相手のそれは好意だから。好意だってわかるから。わかってるから、やりながらどんどん温度差が際立ってしまうのがつらい。だから祝われるのが嫌なのではなくて……うーん、言い方が難しい。歪んだ自意識を痛感している。なので今年はあまり祝われない方法を探そうと思った(こう書くと高飛車に見えるが、単に自分の心労の話だ)(たいして仲がよくない人にお祝いの言葉を向けられても、わざわざ興味のない相手に時間をとらせて申し訳ないです……と意味の分からない卑屈さが生じるので精神衛生に悪い)。

しかし考える間もなかった。
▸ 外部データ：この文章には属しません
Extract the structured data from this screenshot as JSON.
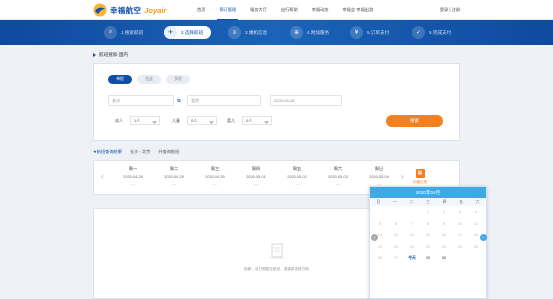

Facebookで非表示にするだけでわたしの誕生日はこの世から抹殺されて気持ちがよかった。簡単だ、すばらしい。中学生や高校生の頃は手帳に書いたりケータイのカレンダーに登録したりして覚えていたなぁと思い出す。今はSNSに集約されてるからそこだけ絶ってしまえばあとは簡単なんだね。よいことだ。そういうのを、わたしはよいことだと思う。クリック1つで存在を消しされるのも、誰かの生き死にすらわからなくなるのも。デジタルデータはもろくて儚くて全然確かじゃない。


次の朝、「ついに四捨五入したら30だ」とほうれん草のおひたしを引き上げながらつぶやいたら「そんなこと言ったら十の位で四捨五入したらゼロだろ」とコーヒーに牛乳を注ぎながら間髪入れずに返された。この父にして、と思った。この人に今まで育てられたのだ。

ゼロ歳のわたしが今年も幸せに生きられるよう、自給自足で鼓舞していこう。また1年が始まる。